La coralità dell’intero “Ballata di uomini e cani”, evidente sin dai primi minuti, rende immediatamente intuibile
l’approccio con cui l’attore decide di affrontare testi estranei. “Tradurre un testo significa inevitabilmente
tradirlo.” spiega Paolini dietro le quinte. “Portare una storia altrui sulla scena significa raccontarne una che alla
storia di partenza sia al tempo stesso nuova e uguale.” Può essere che la figura dello scrittore fosse
particolarmente teatrale, può essere che non esistesse un fil rouge tra i tre racconti, o forse può trattarsi di un
semplice legame di fedeltà, in ogni caso London doveva parlare. Se non avesse risuonato nel teatro la sua voce
roca, alcolizzata, d’un italiano stentato, non sarebbero stati comprensibili i personaggi stessi dei suoi racconti, gli
uomini e i cani.
Come in una vera ballata, le figure dei racconti dialogano e si scontrano attraverso i sentimenti, mentre le parole,
inutili e fredde fra le alture canadesi, lasciano il posto alla forza dirompente degli istinti. Sono questi i motori che
alimentano ogni storia: così l’istinto di libertà e intraprendenza porta il cane Macchia a conquistare dignità umana
e lo rende padrone del proprio destino, così l’odio e la vendetta spingono Bastardo ad aggredire il suo “signore” e
a decretarne la morte, così l’istinto di sopravvivenza istiga nella mente di un giovane husky il desiderio di un
fuoco e dell’aiuto umano. Sulle vette più alte delle montagne canadesi o nelle valli dei cercatori d’oro, la
differenza fra uomo e animale svanisce. I loro sentimenti si equivalgono in intensità e valore, le ostilità
dell’ambiente circostante li rendono ugualmente schiavi.

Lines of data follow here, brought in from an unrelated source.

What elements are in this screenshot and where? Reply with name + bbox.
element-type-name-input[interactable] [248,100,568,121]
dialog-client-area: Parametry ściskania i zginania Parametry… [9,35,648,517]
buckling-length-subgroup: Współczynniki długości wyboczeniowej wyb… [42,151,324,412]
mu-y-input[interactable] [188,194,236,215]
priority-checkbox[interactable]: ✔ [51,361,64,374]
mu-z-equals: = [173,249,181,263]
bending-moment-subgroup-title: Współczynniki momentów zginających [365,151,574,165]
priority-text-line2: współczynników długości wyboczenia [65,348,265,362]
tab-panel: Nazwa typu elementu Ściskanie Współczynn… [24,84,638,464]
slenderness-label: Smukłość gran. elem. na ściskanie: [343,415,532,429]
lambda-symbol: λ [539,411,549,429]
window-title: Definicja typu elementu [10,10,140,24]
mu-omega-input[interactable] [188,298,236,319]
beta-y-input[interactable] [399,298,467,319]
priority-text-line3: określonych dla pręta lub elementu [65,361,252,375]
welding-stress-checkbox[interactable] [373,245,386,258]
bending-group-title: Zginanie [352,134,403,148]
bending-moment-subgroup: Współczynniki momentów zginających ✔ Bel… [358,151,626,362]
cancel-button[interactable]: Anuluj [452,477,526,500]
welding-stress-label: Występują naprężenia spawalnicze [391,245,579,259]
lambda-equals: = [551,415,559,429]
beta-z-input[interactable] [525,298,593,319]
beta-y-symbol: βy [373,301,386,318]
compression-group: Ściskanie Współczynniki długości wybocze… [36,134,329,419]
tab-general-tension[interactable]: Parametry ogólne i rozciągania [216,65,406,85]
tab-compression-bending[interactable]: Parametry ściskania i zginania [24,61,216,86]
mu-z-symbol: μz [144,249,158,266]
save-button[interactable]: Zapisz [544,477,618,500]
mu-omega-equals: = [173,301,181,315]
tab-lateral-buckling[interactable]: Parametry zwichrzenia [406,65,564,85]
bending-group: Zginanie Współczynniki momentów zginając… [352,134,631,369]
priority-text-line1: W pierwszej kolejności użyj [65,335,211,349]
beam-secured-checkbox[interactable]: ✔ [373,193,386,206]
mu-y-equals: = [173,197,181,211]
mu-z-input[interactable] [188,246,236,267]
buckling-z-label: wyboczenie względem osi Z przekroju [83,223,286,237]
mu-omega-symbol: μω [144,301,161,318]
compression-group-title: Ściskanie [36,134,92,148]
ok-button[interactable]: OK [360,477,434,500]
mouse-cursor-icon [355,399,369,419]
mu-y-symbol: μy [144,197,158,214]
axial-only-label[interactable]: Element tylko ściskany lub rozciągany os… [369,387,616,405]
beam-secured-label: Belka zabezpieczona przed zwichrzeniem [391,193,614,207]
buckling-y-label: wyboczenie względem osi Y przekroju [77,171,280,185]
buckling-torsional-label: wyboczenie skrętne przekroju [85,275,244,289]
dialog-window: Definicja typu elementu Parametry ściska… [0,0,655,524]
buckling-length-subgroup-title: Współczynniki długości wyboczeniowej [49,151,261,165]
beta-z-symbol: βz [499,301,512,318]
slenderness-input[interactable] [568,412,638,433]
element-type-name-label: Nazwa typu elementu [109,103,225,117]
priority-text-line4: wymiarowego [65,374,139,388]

In questo triplice scambio di sguardi fra uomini e cani, il pubblico si è ormai lasciato catturare dalla neve e dal
gelo paralizzante. Eppure sulla scena esiste solo la loro evocazione, data dall’abbigliamento anemico del
narratore, dalla scenografia fredda e stilizzata e dal richiamo della musica. Tre musicisti accompagnano London
durante tutto il suo racconto e fanno dei loro suoni uno dei principali strumenti scenografici: la tastiera che emula
la voce narrante, le percussioni che scandiscono il ritmo della neve che sta cadendo nell’aria e infine la voce calda
e profonda del cantante che, insieme a piccoli effetti sonori come il fruscio di alcuni rami di paglia, accende un
fuoco salvatore al centro del palco.
Il racconto, in conclusione, ammalia. Intrattenimento? Nessuna differenza esiste tra lavori di questo genere e
monologhi impegnati come “Il racconto del Vajont” o “Itis Galileo”. Unico obiettivo, comune, quello di destare
nello spettatore un qualsiasi movimento, un cambiamento d’attitudine verso la propria routine, verso le quotidiane
amministrazioni e scelte. Di particolare questo lavoro riflette sul rinnovamento la poesia, l’ammirazione di piccoli
dettagli, la compagnia di un cane e le vedute di neve immense, una poesia persino aggressiva come il cane
Bastardo, se questo contribuisce alla crescita dell’uomo. London sa che la neve inibisce il degradamento umano,
che cura chi si è sbandato, che trascina alla disperazione i ragazzini perduti e infine li rende uomini adulti: London
conosce tutto questo e gioca nel testo con paesaggi immensi, con un personaggio umano che risulta sempre
perdente e con il suo accompagnatore, un animale assurdo, parodistico, contrapposto. Paolini, nel recuperare il
gioco, rende lo spettatore partecipe del grande concetto della convivenza, della desolazione, dell’amore per la
natura. Immerso in queste sensazioni, l’uomo abbandona i propri giorni di deterioramento e diventa, infine, il
cane, quel personaggio parodistico e irritante, eppure così semplice, così nuovo.